Michelle Obama might seem like an unlikely cover subject for an entertainment magazine, but as Variety proves in an in-depth look at the first lady’s media presence, there’s a reason why and how she’s become such a prominent figure in her own right.

As Obama’s launched her own initiatives — like anti-obesity campaign Let’s Move and educational project Let Girls Learn — a large part of her strategy to gain support has been to embrace the power of pop culture to raise awareness of more than just those who are already keyed into the political news cycle.

“‘Where are the people?'” Obama says she asked herself. “Well, they’re not reading the op-ed pieces in the major newspapers. They’re not watching Sunday morning news talk shows. They’re doing what most people are doing: They are watching TV.”

And so she turned to TV shows that are wide-ranging in genres and audiences, from CBS’s NCISto Nickelodeon’s iCarly to NBC’s The Tonight Show Starring Jimmy Fallon. She rocked out to the song Diane Warren wrote for Let Girls Learn — “Let’s Hear It for the Girls” — on James Corden’s carpool karaoke, which boosted sales by a stunning 1,562 percent.

While she says she knows some might find the segments she appears in silly — most especially her weirdo turn on Billy Eichner’s decibel-shattering game show Billy on the Street — Obama’s also firm in her belief that humor is one of the fastest ways to connect with someone, whether in person or through a TV screen. “My view is, first you get them to laugh,” she says, “then you get them to listen.”

Obama recognizes that she’s “a product of pop culture.” When she was 10, she tells Variety, The Mary Tyler Moore Show made her realize that a single woman could prize her career and not need a husband at the end of the tunnel. Today, she says, she fervently believes in the power of pop culture to show people lives they might not have considered before — or to validate the lives they’re already living.

“For so many people, television and movies may be the only way they understand people who aren’t like them,” Obama says. “I come across many little black girls who [have] come up to me over the course of this 7½ years with tears in their eyes, and they say:”Thank you for being a role model for me. I don’t see educated black women on TV, and the fact that you’re first lady validates who I am.'”
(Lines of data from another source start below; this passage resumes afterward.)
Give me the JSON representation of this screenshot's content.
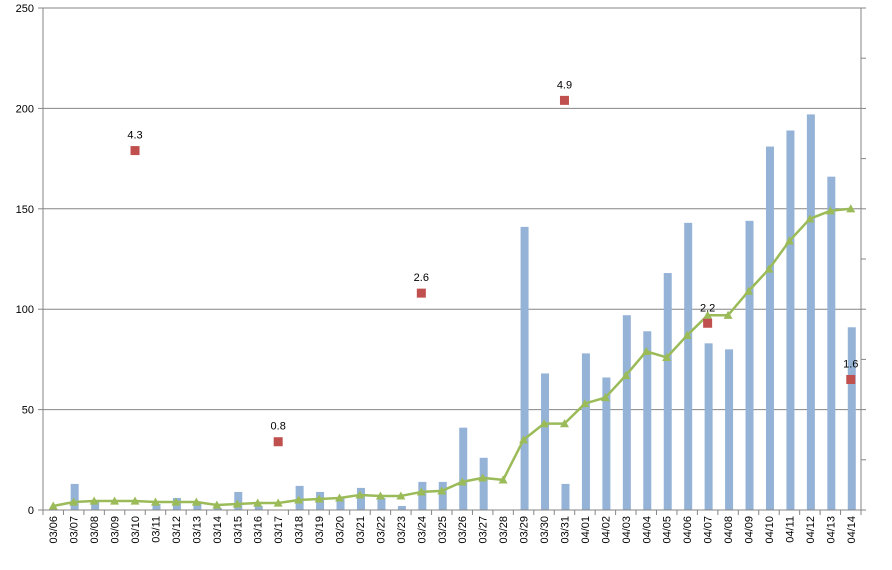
{
  "chart_data": {
    "type": "bar",
    "categories": [
      "03/06",
      "03/07",
      "03/08",
      "03/09",
      "03/10",
      "03/11",
      "03/12",
      "03/13",
      "03/14",
      "03/15",
      "03/16",
      "03/17",
      "03/18",
      "03/19",
      "03/20",
      "03/21",
      "03/22",
      "03/23",
      "03/24",
      "03/25",
      "03/26",
      "03/27",
      "03/28",
      "03/29",
      "03/30",
      "03/31",
      "04/01",
      "04/02",
      "04/03",
      "04/04",
      "04/05",
      "04/06",
      "04/07",
      "04/08",
      "04/09",
      "04/10",
      "04/11",
      "04/12",
      "04/13",
      "04/14"
    ],
    "y_ticks": [
      "0",
      "50",
      "100",
      "150",
      "200",
      "250"
    ],
    "ylim": [
      0,
      250
    ],
    "grid": true,
    "colors": {
      "bar": "#95b3d7",
      "line": "#9bbb59",
      "marker": "#c0504d",
      "grid": "#868686",
      "axis": "#868686"
    },
    "series": [
      {
        "type": "bar",
        "values": [
          0,
          13,
          5,
          0,
          0,
          3,
          6,
          4,
          1,
          9,
          2,
          0,
          12,
          9,
          6,
          11,
          6,
          2,
          14,
          14,
          41,
          26,
          0,
          141,
          68,
          13,
          78,
          66,
          97,
          89,
          118,
          143,
          83,
          80,
          144,
          181,
          189,
          197,
          166,
          91
        ]
      },
      {
        "type": "line",
        "values": [
          2,
          4,
          4.5,
          4.5,
          4.5,
          4,
          4,
          4,
          2.5,
          3,
          3.5,
          3.5,
          5,
          5.5,
          6,
          7.5,
          7,
          7,
          9,
          9.5,
          14,
          16,
          15,
          35,
          43,
          43,
          53,
          56,
          67,
          79,
          76,
          87,
          97,
          97,
          109,
          120,
          134,
          145,
          149,
          150
        ]
      },
      {
        "type": "scatter",
        "points": [
          {
            "category": "03/10",
            "value": 179,
            "label": "4.3"
          },
          {
            "category": "03/17",
            "value": 34,
            "label": "0.8"
          },
          {
            "category": "03/24",
            "value": 108,
            "label": "2.6"
          },
          {
            "category": "03/31",
            "value": 204,
            "label": "4.9"
          },
          {
            "category": "04/07",
            "value": 93,
            "label": "2.2"
          },
          {
            "category": "04/14",
            "value": 65,
            "label": "1.6"
          }
        ]
      }
    ]
  }
}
That awe at seeing anyone remotely like herself represented in media is why she believes media that shows a wider range of experiences to be so important:

We’re not new. We’re not special. People who come from intact families who are educated, who have values, who care for their kids, who raise their kids — if you don’t see that on TV, and you don’t live in communities with people like me, you never know who we are, and you can make and be susceptible to all sorts of assumptions and stereotypes and biases, based on nothing but what you see and hear on TV. So it becomes very important for the world to see different images of each other, so that, again, we can develop empathy and understanding.

…that is particularly true in a country where there are still millions of people who live in communities where they can live their whole lives not having contact or exposure with people who aren’t like them, whether that is race or religion or simply lifestyle. The only way that millions of people get to know other folks and the way they live … is through the power of television and movies.”